As commenters have noted, Arwen was not originally intended to encounter Frodo in this scene. Peter Jackson substituted her for Glorfindel, probably for a few reasons (the romantic subplot makes sense, as does removing an appearance of an otherwise redundant character1).
One possibility is that Arwen is using an elvish spell, like the one she used to rouse the river and foil the Black Riders. Considering that magic in Lord of the Rings is a very specialized thing, I find this unlikely, but it's most consistent with the dialogue. The "grace" she refers to may be this magical gift, or it may refer to her elven immortality, which she may have shared with Frodo to help him survive long enough for Elrond to heal him fully.
The more logical explanation is that Arwen, as Elrond's daughter, was simply a better healer than Aragorn and not as good as her father.
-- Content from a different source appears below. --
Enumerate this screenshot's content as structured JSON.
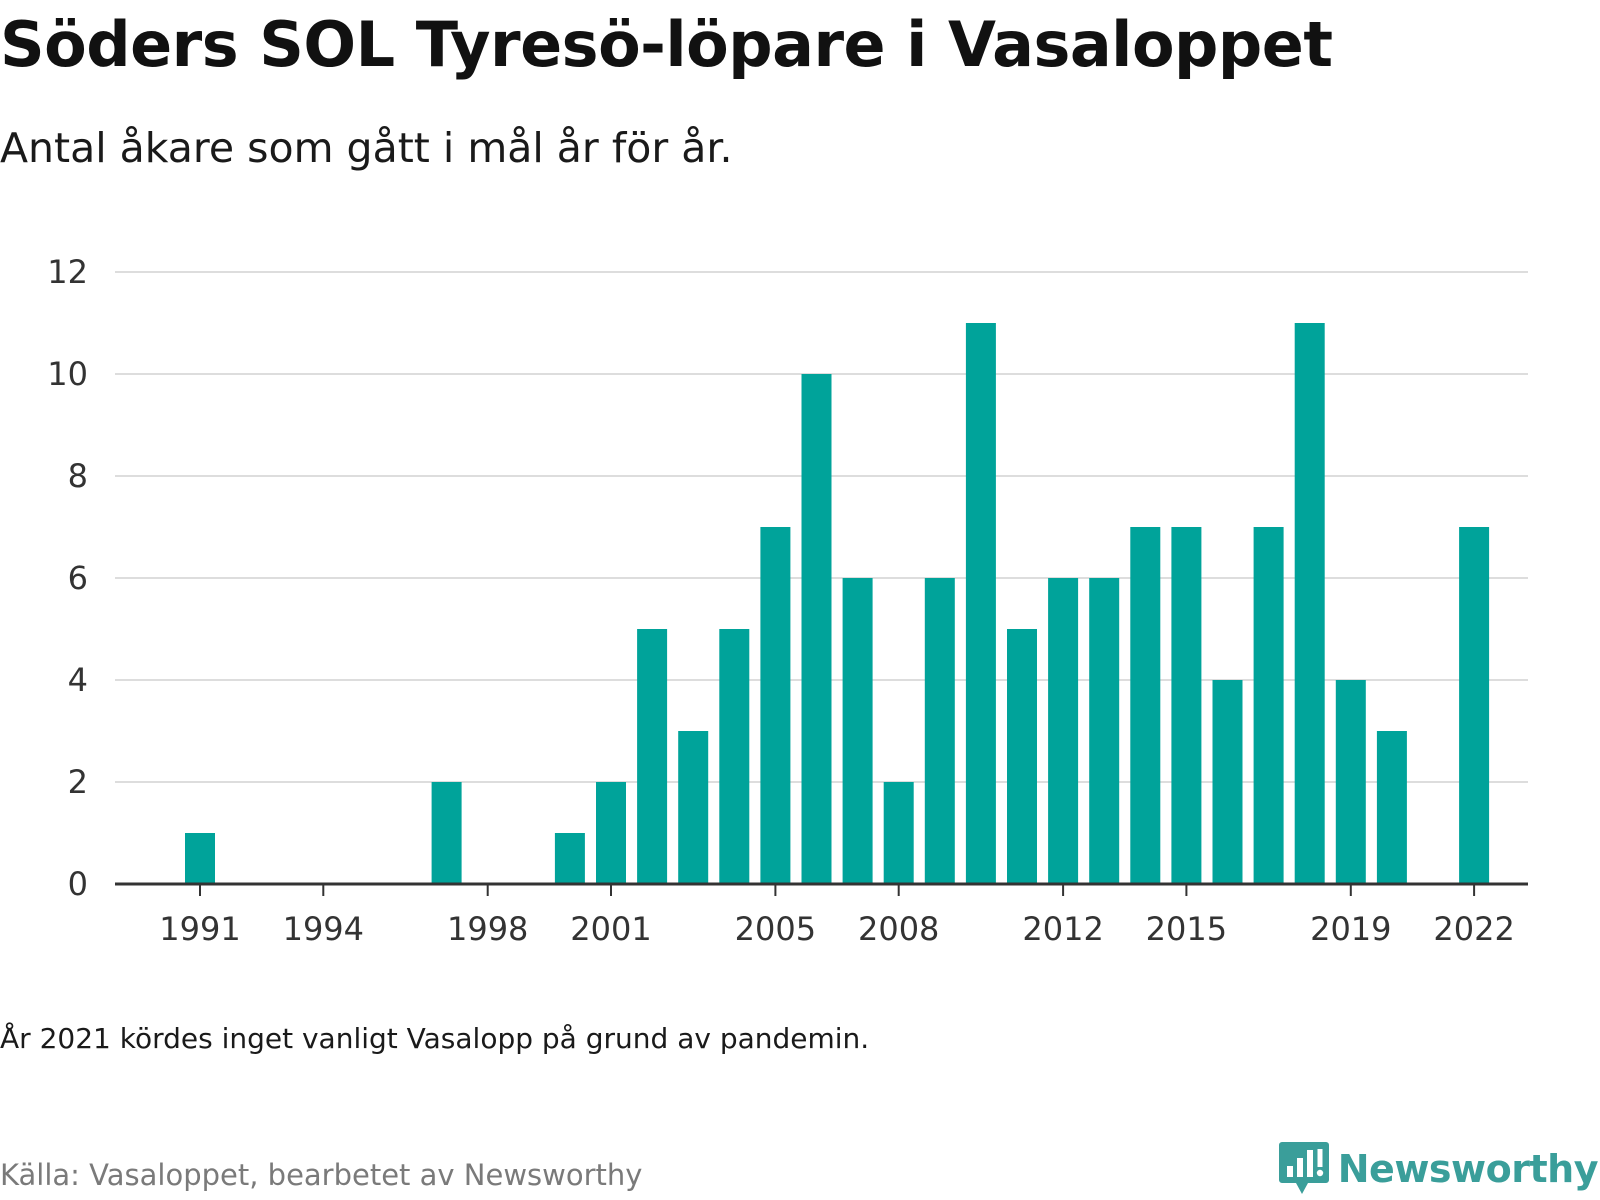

The "grace" would then be her healing skill, which she used to stabilize Frodo long enough to get him to Elrond, and the white light we see is a visual representation of Frodo going into a coma as a result of his poisoning. This makes more sense in the context of the world, but is inconsistent with the dialogue and actions of Arwen.
Desolation of Smaug confirms this part of the theory. When Kíli is suffering from the Morgul poison, he briefly sees Tauriel standing with a bright white light behind her. Since Tauriel is earlier confirmed to be a Silvan elf, and therefore had no ancestors in Valinor, there's no other explanation for this shared phenomena (unless you assume that Frodo was in love with Arwen which, outside of fanfiction, isn't going to hold water)
1 Funny, related story: While he was writing the book, Tolkein was part of a writer's club called The Inklings, which included C.S. Lewis (Of The Chronicles of Narnia fame). All members of the group were writers, and they would often read their unfinished drafts to one another for critique. During one such reading of an early draft of one of the books, Inkling Hugo Dyson (A vocal critic of Tolkein's story) loudly exclaimed "Oh no, not another fucking elf." The exact quote is disputed, but the sentiment remains: too many friggin elves.